The Libraries offer resources and consultations about how to digitize physical materials. For single-volume titles published in 1922 or earlier, you can use the “Request Digitization” button from within a library catalog record to ask that the Libraries digitize the work. (Note that this service is available only for materials located in the Perkins/Bostock, Lilly, Music, or Library Service Center collections.)

In addition, the Libraries have several flatbed, overhead, and sheet-feed scanners. Additional information about these scanners is available on the Libraries website.

You may also wish to consult with a Libraries staff member about digitization options, best practices, and appropriate file formats:

ScholarWorks staff can address questions about scanning texts, performing optical character recognition (OCR), and organizing corpora. Contact us at scholarworks@duke.edu to set up a consultation.

Resources for Cleaning Data

It’s often necessary to normalize or otherwise “clean” textual data before using it in research. ScholarWorks staff are available to consult with you about how to prepare data for various research tasks. Likewise, the Center for Data and Visualization Sciences (CDVS) at the Libraries has expertise on all phases of data creation and maintenance, and their staff offer workshops and online learning resources about topics including data cleaning (e.g., OpenRefine).

Collecting and Repurposing Digital Content

There are many ways to gather digital content aside from digitizing it yourself. For example, content can be collected via electronic resource APIs, web scraping, or bulk downloading from a database. Each of these approaches may have specific technical requirements that vary depending on the resource, and each has legal considerations that should be addressed appropriately before proceeding.

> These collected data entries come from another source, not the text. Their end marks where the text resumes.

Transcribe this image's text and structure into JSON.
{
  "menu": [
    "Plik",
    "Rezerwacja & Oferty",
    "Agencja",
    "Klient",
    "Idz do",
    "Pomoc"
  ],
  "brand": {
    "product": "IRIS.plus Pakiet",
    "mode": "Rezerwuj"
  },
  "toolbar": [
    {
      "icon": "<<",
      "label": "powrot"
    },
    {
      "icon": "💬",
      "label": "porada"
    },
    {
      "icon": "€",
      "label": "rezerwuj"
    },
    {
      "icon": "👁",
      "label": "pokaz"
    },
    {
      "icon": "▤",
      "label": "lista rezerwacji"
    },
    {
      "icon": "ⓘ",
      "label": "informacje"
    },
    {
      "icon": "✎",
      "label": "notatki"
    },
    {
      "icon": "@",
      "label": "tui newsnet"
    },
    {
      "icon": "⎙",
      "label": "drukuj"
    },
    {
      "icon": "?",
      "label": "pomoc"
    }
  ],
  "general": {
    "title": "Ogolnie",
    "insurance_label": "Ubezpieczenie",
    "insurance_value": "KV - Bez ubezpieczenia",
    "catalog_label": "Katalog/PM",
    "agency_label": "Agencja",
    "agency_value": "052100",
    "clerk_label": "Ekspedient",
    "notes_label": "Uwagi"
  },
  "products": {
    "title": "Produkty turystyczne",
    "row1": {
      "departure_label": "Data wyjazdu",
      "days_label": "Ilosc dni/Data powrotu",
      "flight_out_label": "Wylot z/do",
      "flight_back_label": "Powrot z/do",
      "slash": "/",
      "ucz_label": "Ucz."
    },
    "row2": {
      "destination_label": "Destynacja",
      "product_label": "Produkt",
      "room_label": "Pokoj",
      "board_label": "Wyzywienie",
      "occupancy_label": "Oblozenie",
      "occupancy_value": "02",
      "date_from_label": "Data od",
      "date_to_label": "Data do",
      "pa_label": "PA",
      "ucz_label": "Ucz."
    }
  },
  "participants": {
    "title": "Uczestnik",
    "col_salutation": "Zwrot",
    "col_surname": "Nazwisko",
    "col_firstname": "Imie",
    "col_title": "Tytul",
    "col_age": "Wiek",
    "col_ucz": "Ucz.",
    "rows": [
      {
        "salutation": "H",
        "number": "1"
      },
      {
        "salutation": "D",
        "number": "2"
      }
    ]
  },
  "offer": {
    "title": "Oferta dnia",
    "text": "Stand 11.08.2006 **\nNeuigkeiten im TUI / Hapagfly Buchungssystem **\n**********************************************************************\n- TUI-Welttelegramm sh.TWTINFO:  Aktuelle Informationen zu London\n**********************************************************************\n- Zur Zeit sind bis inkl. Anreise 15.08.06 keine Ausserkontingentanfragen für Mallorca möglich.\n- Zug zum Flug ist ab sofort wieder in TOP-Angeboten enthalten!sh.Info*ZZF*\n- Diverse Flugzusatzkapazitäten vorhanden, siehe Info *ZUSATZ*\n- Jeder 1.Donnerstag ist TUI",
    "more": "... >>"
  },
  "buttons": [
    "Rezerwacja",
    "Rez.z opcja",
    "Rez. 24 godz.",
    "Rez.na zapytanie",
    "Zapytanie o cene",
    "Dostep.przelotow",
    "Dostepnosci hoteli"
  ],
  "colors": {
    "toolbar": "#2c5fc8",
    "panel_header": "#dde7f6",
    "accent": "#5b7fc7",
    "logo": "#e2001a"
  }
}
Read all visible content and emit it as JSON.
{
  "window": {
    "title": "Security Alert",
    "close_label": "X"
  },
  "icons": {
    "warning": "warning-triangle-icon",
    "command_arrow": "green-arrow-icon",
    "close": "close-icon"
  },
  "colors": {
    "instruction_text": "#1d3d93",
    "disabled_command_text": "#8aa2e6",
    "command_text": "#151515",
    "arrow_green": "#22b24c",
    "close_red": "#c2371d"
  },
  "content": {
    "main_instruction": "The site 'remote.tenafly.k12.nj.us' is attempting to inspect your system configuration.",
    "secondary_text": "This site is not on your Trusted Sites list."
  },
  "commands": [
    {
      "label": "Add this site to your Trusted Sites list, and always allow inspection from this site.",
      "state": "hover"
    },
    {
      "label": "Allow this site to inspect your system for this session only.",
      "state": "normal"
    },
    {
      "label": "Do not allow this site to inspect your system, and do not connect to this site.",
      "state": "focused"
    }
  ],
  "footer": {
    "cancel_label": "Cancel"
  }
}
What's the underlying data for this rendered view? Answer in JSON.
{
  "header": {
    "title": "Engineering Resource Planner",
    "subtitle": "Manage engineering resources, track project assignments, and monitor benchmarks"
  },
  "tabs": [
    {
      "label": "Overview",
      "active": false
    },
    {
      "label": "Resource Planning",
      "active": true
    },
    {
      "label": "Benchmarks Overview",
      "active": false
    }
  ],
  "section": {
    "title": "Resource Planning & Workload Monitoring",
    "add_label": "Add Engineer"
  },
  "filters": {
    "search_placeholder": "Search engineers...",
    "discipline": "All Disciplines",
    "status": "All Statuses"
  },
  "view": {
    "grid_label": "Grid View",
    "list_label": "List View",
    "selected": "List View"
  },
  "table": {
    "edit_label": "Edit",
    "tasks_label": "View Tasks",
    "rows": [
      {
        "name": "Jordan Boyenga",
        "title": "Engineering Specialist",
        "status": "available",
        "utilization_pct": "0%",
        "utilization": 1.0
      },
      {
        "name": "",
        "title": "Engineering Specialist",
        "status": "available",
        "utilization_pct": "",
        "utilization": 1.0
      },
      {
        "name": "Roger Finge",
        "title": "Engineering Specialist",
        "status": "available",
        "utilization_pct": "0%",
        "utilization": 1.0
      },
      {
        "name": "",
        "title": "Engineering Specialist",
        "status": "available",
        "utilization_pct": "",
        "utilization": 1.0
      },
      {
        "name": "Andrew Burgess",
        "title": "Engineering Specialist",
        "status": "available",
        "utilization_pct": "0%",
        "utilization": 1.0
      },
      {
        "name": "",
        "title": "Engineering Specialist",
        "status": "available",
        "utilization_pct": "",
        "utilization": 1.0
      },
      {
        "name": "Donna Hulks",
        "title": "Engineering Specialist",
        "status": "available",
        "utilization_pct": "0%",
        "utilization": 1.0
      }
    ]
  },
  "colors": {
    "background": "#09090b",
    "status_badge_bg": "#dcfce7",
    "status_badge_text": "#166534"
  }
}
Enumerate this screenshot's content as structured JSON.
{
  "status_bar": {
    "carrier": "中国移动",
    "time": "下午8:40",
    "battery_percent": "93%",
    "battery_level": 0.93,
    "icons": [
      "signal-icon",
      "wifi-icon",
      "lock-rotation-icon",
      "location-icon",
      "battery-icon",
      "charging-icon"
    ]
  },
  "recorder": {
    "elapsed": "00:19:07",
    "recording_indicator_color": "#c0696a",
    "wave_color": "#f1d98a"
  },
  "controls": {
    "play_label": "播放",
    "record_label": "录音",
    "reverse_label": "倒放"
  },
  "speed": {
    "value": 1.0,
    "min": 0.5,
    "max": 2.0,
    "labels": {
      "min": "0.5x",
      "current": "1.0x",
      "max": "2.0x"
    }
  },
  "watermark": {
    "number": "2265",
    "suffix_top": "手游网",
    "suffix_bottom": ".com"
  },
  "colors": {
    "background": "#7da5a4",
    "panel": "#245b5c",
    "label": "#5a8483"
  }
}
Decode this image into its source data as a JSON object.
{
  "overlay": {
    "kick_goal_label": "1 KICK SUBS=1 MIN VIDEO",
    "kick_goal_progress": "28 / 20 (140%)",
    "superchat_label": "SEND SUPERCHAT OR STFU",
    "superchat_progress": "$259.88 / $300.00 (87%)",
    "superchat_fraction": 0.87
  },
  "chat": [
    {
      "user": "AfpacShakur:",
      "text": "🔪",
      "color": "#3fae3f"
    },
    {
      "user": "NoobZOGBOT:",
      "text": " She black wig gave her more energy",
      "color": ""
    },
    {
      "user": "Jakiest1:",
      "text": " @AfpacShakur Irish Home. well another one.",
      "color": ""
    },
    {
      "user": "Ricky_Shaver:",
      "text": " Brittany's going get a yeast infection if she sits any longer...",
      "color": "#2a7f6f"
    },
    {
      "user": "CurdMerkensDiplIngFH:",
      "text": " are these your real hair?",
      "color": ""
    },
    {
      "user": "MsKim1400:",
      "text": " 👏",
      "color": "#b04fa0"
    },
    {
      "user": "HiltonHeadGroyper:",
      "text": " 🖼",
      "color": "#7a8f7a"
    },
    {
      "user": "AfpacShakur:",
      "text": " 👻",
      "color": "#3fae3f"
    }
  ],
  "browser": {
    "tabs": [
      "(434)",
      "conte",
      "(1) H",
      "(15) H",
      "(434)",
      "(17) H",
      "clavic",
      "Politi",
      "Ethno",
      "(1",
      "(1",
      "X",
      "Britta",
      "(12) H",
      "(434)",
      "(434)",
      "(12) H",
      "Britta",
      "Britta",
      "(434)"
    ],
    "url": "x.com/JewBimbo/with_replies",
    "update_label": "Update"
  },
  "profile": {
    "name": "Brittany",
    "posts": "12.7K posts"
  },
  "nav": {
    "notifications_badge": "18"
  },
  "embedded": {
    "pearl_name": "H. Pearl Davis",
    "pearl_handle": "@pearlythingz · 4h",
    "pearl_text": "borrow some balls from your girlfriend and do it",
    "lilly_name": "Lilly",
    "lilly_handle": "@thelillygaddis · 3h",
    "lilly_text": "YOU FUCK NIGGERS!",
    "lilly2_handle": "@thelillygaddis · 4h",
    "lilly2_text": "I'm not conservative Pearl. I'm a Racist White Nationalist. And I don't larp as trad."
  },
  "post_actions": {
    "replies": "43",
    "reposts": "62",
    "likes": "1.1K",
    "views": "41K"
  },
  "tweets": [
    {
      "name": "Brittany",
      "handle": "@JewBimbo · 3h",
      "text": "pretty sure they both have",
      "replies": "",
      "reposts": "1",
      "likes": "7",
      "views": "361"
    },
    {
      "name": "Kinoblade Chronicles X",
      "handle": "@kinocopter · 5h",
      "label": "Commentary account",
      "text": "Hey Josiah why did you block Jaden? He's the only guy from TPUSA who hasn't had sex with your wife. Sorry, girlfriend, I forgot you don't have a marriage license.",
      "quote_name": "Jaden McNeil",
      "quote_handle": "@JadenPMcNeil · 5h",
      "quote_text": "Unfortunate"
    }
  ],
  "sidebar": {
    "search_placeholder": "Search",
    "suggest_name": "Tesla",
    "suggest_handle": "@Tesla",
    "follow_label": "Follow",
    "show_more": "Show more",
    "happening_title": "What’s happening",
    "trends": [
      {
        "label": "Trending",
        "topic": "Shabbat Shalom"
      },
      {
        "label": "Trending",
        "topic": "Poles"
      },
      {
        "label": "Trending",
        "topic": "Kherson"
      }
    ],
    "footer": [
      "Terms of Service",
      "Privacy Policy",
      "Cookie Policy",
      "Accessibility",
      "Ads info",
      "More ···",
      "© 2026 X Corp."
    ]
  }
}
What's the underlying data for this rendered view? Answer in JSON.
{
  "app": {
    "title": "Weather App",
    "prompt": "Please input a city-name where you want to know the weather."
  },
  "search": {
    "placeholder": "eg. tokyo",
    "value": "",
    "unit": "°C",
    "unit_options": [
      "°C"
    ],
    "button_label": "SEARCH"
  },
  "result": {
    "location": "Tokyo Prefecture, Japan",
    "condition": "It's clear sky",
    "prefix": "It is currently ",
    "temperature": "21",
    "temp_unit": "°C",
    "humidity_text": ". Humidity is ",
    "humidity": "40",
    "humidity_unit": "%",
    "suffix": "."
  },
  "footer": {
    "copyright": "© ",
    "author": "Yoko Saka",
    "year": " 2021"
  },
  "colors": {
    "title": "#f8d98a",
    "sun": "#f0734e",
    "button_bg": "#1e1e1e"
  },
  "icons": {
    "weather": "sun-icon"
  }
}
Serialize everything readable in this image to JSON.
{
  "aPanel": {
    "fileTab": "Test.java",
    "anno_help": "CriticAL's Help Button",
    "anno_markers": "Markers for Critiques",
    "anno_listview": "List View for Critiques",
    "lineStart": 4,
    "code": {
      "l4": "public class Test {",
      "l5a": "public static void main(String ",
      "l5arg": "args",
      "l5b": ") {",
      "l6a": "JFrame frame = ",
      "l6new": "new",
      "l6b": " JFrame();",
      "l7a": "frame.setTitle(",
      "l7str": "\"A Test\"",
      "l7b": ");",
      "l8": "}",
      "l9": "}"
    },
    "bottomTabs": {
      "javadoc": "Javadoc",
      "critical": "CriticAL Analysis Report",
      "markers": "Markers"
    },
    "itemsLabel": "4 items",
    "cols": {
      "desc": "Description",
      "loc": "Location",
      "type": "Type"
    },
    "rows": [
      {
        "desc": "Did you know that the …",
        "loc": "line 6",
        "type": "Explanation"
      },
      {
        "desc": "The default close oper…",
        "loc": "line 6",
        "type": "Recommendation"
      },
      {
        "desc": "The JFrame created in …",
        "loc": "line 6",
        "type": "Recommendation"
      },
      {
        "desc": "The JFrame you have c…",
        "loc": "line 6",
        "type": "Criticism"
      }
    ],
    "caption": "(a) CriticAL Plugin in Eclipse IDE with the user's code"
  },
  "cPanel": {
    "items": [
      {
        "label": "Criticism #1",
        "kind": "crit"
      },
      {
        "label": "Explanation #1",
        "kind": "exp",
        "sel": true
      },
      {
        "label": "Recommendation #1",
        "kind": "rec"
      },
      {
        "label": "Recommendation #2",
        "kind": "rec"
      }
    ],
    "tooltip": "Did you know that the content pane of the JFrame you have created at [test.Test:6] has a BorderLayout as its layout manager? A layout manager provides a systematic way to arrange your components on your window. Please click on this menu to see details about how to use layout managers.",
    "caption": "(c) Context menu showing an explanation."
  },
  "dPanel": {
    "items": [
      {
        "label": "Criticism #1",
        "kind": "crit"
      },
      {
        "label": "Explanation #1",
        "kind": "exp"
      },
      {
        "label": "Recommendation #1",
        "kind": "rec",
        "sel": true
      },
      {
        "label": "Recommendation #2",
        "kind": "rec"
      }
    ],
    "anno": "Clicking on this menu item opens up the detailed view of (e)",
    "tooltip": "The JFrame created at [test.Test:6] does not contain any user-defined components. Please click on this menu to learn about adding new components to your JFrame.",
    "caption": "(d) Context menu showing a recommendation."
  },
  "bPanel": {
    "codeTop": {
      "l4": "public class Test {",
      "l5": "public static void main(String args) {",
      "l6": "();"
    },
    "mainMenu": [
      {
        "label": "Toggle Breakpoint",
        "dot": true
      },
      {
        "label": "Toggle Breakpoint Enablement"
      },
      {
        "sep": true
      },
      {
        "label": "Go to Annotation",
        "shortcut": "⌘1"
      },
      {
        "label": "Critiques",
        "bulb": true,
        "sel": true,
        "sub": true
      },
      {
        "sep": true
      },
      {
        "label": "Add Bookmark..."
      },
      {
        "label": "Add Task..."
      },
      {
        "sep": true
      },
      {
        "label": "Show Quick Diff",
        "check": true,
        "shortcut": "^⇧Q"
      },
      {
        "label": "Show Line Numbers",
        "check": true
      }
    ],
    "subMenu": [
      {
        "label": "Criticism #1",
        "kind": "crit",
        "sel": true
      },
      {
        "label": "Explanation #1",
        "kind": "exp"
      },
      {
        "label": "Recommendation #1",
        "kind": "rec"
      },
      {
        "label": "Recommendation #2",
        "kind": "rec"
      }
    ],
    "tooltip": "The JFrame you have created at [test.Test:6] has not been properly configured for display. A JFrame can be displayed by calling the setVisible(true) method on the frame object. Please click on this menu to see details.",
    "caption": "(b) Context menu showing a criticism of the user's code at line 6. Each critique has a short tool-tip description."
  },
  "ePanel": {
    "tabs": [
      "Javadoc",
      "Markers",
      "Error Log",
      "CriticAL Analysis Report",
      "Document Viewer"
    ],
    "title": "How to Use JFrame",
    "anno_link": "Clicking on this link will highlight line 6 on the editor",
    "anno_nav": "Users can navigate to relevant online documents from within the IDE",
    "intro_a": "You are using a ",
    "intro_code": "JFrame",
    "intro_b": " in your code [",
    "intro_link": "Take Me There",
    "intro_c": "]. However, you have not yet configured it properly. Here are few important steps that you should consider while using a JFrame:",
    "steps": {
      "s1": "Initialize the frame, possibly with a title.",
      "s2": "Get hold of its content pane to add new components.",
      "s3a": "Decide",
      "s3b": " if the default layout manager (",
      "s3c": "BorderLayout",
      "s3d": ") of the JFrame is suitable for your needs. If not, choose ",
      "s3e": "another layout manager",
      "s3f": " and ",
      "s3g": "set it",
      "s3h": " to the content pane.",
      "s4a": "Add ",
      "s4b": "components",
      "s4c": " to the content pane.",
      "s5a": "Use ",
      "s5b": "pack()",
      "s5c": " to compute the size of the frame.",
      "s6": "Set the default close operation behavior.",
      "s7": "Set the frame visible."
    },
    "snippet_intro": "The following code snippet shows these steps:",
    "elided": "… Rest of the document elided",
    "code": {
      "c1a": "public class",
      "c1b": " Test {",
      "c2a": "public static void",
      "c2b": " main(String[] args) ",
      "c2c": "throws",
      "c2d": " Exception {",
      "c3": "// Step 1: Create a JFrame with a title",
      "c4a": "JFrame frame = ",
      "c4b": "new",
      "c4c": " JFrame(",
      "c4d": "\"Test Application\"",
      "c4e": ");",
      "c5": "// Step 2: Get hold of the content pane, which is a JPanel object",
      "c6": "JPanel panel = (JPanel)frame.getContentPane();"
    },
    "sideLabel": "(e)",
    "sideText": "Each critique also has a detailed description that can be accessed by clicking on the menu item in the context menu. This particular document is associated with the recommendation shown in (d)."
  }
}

For consultation about how to collect and reuse existing digital content, contact ScholarWorks staff (scholarworks@duke.edu) to schedule a consultation. For additional training and consultation around the use of APIs and processing of structured data, contact the Center for Data and Visualization Sciences (CDVS).

Copyright, Permissions, Licensing, and Credit

Digitizing content and acquiring previously digitized content both require careful review of any legal and ethical issues that may govern access to (or reuse of) the material. ScholarWorks staff are available to help you identify and think through these issues.